In order to choose the right alternative for sustainable drainage design, information about the site needs to be collected first. This includes the following:

a. Geotechnical Information: This includes information related to soil composition, permeability, slope, hydraulic conductivity, groundwater levels, depth to bedrock, and the presence of unstable slopes.

b. Landscape/Vegetative Cover: Information about the height, density, and species of trees, shrubs, grasses, ferns, etc. will indicate the suitability of using vegetated cover around the site.

c. Existing Infrastructure: This includes information on roads and paths, power distribution networks, sanitary sewer pipes, gas line mains, fire hydrants, water supply utilities, storm drains, parking lots, and any other structures. This will allow designers to determine whether any future storm water management measures would interfere with their operation.

d. Soil Drainage Conditions: Data about the topography, elevation, and moisture content of the soil will give insight into the suitability of applying sustainable drainage techniques.

e. Topographic Features: The presence of steep slopes, high points, low areas, depressions, ravines, waterways, and other physical aspects of the terrain can affect the design of a sustainable drainage system.

Once the data is gathered, a preliminary design can be developed. The type of sustainable drainage system selected will depend on the site's characteristics and will vary depending on the scope of work. The most common options are described below:

a. Rain Gardens: Rain gardens are designed to capture and retain rainfall runoff in order to filter it before releasing it back into the environment. Rain gardens are often installed in conjunction with traditional storm sewers. If the site does not have adequate drainage capacity to handle the volume of rainfall, the rain garden will reduce peak flows by diverting them away from the street.

Rain gardens are constructed using porous materials, such as crushed stone, gravel, or decomposed granite. Perennial native plants are sometimes added to the mix to improve their aesthetic value and to maintain their effectiveness over time. Plants should be placed so that only the root systems extend down into the basin. As the plants die, new ones can be planted in the space left behind.

Stormwater Design Basics

Stormwater is runoff water that accumulates along the ground, especially after rainstorms. Runoff water contains contaminants like trash, oil, grease, fertilizer, pesticides, and heavy metals. These pollutants can cause serious damage to streams, rivers, lakes, and oceans if not handled correctly. When designing stormwater management systems, it is important to take into consideration the following:

- Location – A location where stormwater would accumulate should always be chosen. If you live near a lake or river, choosing a site near the bank ensures that sedimentation does not occur. However, choosing a site close to a drainage system prevents excess flooding and erosion.

- Size – The size of the area selected to capture stormwater should be large enough to handle the amount of precipitation expected over the period of time in question.
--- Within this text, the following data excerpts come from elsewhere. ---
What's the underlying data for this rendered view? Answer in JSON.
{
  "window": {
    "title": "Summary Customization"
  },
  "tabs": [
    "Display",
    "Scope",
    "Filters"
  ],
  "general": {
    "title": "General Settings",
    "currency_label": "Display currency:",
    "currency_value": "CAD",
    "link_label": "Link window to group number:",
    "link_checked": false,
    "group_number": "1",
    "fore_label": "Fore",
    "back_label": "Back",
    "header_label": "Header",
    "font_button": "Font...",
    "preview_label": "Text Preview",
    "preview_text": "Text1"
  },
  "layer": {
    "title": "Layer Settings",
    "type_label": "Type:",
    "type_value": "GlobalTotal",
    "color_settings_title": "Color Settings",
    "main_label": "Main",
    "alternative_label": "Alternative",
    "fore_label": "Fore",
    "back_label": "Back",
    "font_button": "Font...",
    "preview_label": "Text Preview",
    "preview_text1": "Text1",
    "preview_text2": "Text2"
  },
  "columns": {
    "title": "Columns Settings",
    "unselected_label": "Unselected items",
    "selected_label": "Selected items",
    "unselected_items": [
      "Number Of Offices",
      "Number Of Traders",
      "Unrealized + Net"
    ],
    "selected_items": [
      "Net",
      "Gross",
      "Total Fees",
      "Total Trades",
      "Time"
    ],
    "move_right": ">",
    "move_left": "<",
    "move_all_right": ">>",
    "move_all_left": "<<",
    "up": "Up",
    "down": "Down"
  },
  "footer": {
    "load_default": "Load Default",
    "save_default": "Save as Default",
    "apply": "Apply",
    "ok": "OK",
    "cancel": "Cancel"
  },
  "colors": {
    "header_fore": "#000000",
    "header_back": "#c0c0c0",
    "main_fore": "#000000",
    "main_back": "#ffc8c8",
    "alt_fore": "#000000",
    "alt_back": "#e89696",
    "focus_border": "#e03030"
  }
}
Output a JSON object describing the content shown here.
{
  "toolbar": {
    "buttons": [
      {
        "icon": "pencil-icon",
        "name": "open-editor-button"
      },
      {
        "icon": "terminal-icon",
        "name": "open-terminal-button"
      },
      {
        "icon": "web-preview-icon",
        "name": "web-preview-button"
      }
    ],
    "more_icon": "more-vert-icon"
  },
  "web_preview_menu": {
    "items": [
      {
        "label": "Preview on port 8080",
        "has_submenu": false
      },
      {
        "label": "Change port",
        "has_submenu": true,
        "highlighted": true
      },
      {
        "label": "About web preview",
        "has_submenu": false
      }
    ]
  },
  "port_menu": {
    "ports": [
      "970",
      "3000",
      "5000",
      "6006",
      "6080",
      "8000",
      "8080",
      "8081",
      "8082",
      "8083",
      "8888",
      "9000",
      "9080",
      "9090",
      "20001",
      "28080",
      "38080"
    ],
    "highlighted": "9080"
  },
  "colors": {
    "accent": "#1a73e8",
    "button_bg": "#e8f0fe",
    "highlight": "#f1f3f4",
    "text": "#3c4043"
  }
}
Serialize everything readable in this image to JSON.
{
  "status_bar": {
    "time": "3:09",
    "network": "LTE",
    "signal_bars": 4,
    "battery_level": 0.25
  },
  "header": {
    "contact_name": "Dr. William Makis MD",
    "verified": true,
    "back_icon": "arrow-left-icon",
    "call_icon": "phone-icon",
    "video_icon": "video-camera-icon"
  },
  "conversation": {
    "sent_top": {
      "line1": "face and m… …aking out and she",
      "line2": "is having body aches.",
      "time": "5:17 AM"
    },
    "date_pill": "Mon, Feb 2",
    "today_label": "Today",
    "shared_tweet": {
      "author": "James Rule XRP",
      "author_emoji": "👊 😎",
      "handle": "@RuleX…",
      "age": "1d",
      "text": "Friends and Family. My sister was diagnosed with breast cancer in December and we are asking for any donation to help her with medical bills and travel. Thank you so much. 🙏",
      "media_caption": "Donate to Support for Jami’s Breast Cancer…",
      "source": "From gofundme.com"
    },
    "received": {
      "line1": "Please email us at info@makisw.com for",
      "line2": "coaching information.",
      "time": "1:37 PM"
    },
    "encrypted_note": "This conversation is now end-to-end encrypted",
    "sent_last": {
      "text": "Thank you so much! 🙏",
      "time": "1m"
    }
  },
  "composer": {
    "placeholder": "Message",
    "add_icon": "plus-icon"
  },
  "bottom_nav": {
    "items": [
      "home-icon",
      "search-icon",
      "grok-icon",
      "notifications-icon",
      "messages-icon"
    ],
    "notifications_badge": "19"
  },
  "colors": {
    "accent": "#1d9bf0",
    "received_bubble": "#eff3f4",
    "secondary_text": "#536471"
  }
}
In some cases, it may be necessary to add additional capacity to accommodate anticipated rainfall totals.

- Surface type/material – The surface material upon which the stormwater runoff will collect should be considered. Most commonly, impermeable surfaces (such as concrete) capture contamination more effectively than permeable ones (like grass).

In addition to these considerations, the age, condition, and quality of existing infrastructure play a major role in determining what kind of stormwater management system is suitable. As a general rule, older buildings have larger systems installed due to their increased complexity and need. Older systems tend to require maintenance and repair on a regular basis, which could prove costly in terms of both money and time. On the other hand, newer buildings usually offer smaller systems that make them easier to maintain and repair.